Medicare Part D 'Doughnut Hole' Hard on Diabetic Patients


LONG BEACH, CALIF. — About one-quarter of diabetes patients receiving Medicare Part D drug benefits enter the coverage gap—the so-called doughnut hole—that comes after using $2,250 in medications during a single year.

Although some of these patients have supplemental drug coverage that pays for medications in the gap, many do not. Of diabetic patients with no supplemental coverage, 22% report forgoing medications after entering the coverage gap, and 12% report going without food or withholding rent payment to pay for their drugs, Dr. Carol M. Mangione reported at a meeting on diabetes sponsored by the Centers for Disease Control and Prevention.

“Papers in the literature have shown that cost-related nonadherence can lead to increased hospitalizations and mortality with diabetes,” said Dr. Mangione of the University of California, Los Angeles.

She discussed several studies she and her colleagues conducted using data from surveys of Medicare Part D beneficiaries who were enrolled in free-standing or managed care-based plans in eight states during 2006.

Two of the studies focused on patients older than age 65 with evidence of diabetes, and a third included all Medicare Part D patients enrolled in those plans. The investigators focused on drugs for three chronic conditions: diabetes, high blood pressure, and high cholesterol.

In all, 22%–29% of the patients with diabetes entered the gap, and having a coverage gap was associated with a 4%–7% reduction in total drug costs. This is explained at least partly by nonadherence. Beneficiaries who entered the gap were 17% less adherent with respect to their oral diabetes medications than were nongap beneficiaries.

“Some patients have no coverage in the gap, others have generic-only coverage, and some people have full coverage in the gap,” Dr. Mangione said. “Usually the people with full coverage had a retirement benefit that was filling in that gap coverage.”

Having generic-only gap coverage helped somewhat.
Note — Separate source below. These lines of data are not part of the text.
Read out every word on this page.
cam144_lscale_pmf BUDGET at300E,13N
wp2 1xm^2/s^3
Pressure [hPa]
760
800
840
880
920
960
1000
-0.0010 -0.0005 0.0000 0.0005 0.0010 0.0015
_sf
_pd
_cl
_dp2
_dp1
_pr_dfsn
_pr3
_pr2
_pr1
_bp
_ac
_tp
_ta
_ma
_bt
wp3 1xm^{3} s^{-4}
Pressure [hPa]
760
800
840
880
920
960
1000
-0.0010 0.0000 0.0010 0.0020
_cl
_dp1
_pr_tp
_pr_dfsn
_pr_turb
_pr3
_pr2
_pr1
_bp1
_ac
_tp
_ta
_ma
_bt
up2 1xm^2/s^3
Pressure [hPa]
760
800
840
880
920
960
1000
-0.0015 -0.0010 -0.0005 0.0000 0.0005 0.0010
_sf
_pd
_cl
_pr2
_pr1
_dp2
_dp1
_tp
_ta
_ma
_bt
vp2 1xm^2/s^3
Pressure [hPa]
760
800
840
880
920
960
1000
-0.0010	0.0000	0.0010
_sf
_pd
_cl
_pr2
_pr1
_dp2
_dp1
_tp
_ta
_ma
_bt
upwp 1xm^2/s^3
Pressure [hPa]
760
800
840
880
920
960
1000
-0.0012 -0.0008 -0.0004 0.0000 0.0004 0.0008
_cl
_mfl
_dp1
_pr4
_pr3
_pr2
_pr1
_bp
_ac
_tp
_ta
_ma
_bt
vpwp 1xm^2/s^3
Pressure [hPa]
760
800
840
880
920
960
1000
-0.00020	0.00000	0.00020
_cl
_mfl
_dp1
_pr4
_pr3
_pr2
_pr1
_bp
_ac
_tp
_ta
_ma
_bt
Significantly fewer patients with such coverage, 17%, reported nonadherence because of cost, compared with 22% with no gap coverage, but the difference in those who reported going without food or not paying rent between those with and without generic-only gap coverage was not significant, at 10% and 12%, respectively. In contrast, only 1% of the patients with full gap coverage reported nonadherence because of cost, and 1% reported going without food or rent.
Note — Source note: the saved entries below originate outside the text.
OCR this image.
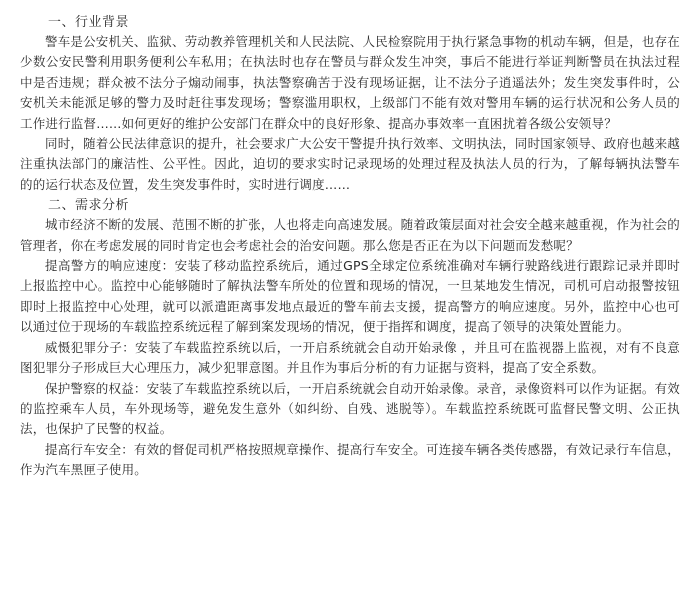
一、行业背景

警车是公安机关、监狱、劳动教养管理机关和人民法院、人民检察院用于执行紧急事物的机动车辆，但是，也存在少数公安民警利用职务便利公车私用；在执法时也存在警员与群众发生冲突，事后不能进行举证判断警员在执法过程中是否违规；群众被不法分子煽动闹事，执法警察确苦于没有现场证据，让不法分子逍遥法外；发生突发事件时，公安机关未能派足够的警力及时赶往事发现场；警察滥用职权，上级部门不能有效对警用车辆的运行状况和公务人员的工作进行监督……如何更好的维护公安部门在群众中的良好形象、提高办事效率一直困扰着各级公安领导？

同时，随着公民法律意识的提升，社会要求广大公安干警提升执行效率、文明执法，同时国家领导、政府也越来越注重执法部门的廉洁性、公平性。因此，迫切的要求实时记录现场的处理过程及执法人员的行为，了解每辆执法警车的的运行状态及位置，发生突发事件时，实时进行调度……

二、需求分析

城市经济不断的发展、范围不断的扩张，人也将走向高速发展。随着政策层面对社会安全越来越重视，作为社会的管理者，你在考虑发展的同时肯定也会考虑社会的治安问题。那么您是否正在为以下问题而发愁呢？

提高警方的响应速度：安装了移动监控系统后，通过GPS全球定位系统准确对车辆行驶路线进行跟踪记录并即时上报监控中心。监控中心能够随时了解执法警车所处的位置和现场的情况，一旦某地发生情况，司机可启动报警按钮即时上报监控中心处理，就可以派遣距离事发地点最近的警车前去支援，提高警方的响应速度。另外，监控中心也可以通过位于现场的车载监控系统远程了解到案发现场的情况，便于指挥和调度，提高了领导的决策处置能力。

威慑犯罪分子：安装了车载监控系统以后，一开启系统就会自动开始录像 ，并且可在监视器上监视，对有不良意图犯罪分子形成巨大心理压力，减少犯罪意图。并且作为事后分析的有力证据与资料，提高了安全系数。

保护警察的权益：安装了车载监控系统以后，一开启系统就会自动开始录像。录音，录像资料可以作为证据。有效的监控乘车人员，车外现场等，避免发生意外（如纠纷、自残、逃脱等）。车载监控系统既可监督民警文明、公正执法，也保护了民警的权益。

提高行车安全：有效的督促司机严格按照规章操作、提高行车安全。可连接车辆各类传感器，有效记录行车信息，作为汽车黑匣子使用。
Patients also engaged in “rational” approaches to contain costs, said Dr. Mangione. Fifty percent of the patients with no gap coverage and 54% of the patients with generic-only gap coverage used mail-order pharmacies because of costs. In contrast, only 9% of patients with full gap coverage used mail-order pharmacies, a significantly smaller proportion.

Similarly, 44% of the patients with no gap coverage and 45% of those with generic-only gap coverage reported switching to generics, compared with 16% of patients with full gap coverage.
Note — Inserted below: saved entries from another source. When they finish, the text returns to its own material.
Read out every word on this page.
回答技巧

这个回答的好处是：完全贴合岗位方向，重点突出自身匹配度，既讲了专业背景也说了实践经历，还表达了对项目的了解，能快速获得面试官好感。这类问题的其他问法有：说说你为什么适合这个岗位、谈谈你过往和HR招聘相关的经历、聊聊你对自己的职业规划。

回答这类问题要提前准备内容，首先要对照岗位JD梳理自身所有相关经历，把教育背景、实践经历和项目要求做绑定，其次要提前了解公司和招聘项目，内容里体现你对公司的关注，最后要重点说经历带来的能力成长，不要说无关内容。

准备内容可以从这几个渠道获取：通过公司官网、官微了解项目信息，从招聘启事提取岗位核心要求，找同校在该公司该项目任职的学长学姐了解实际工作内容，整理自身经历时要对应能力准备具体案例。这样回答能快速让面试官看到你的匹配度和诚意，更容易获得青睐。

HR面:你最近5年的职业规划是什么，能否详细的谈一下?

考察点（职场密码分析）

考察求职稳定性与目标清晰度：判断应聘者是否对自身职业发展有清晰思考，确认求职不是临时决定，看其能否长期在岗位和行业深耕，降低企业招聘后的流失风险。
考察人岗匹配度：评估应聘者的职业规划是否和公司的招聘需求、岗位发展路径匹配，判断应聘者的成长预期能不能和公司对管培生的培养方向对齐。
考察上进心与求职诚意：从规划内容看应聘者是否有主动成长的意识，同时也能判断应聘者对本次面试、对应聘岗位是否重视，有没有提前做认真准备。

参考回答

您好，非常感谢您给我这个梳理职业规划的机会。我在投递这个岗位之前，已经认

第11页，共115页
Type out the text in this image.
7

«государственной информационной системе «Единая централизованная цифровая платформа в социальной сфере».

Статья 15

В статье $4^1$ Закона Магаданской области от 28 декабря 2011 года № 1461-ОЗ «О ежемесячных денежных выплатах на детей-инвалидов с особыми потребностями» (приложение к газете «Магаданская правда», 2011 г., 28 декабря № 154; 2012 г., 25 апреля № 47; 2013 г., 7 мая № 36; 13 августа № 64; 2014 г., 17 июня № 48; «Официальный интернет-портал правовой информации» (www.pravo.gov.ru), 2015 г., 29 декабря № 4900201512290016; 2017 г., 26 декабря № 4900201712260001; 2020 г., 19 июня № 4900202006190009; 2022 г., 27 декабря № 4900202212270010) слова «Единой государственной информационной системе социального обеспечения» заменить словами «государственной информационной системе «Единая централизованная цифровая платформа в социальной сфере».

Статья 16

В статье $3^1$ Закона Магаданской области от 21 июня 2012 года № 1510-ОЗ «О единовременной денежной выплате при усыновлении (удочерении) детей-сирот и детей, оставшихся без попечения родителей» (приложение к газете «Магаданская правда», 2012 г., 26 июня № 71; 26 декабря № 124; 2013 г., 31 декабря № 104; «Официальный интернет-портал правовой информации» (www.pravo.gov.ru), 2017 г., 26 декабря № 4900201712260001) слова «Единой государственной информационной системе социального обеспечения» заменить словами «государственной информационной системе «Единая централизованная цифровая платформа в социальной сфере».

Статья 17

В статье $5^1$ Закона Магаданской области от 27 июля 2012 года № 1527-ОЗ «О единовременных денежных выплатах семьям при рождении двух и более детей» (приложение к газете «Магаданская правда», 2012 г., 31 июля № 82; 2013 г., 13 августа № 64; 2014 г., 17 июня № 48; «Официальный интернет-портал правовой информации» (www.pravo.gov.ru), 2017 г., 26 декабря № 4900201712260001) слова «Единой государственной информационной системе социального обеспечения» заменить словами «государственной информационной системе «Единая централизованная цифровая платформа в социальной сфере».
In the third study, the investigators asked whether an earlier switch to generic medications could reduce expenditures enough to keep patients out of the gap.

This analysis included all patients who entered the gap during 2006 (with and without diabetes) from one for-profit plan in eight states.

The investigators found that 87% of patients enrolled in freestanding Part D plans and 78% of patients enrolled in managed care Part D plans had at least one possible cost-saving therapeutic substitution.

If generics had been substituted for brand-name medications, the average patient in a freestanding plan would have saved $377, and the average patient in a managed care plan would have saved $293 in the pregap period. Moreover, this switch would have delayed gap entry by slightly more than 1 month.

Dr. Mangione disclosed no conflicts of interest related to her presentation.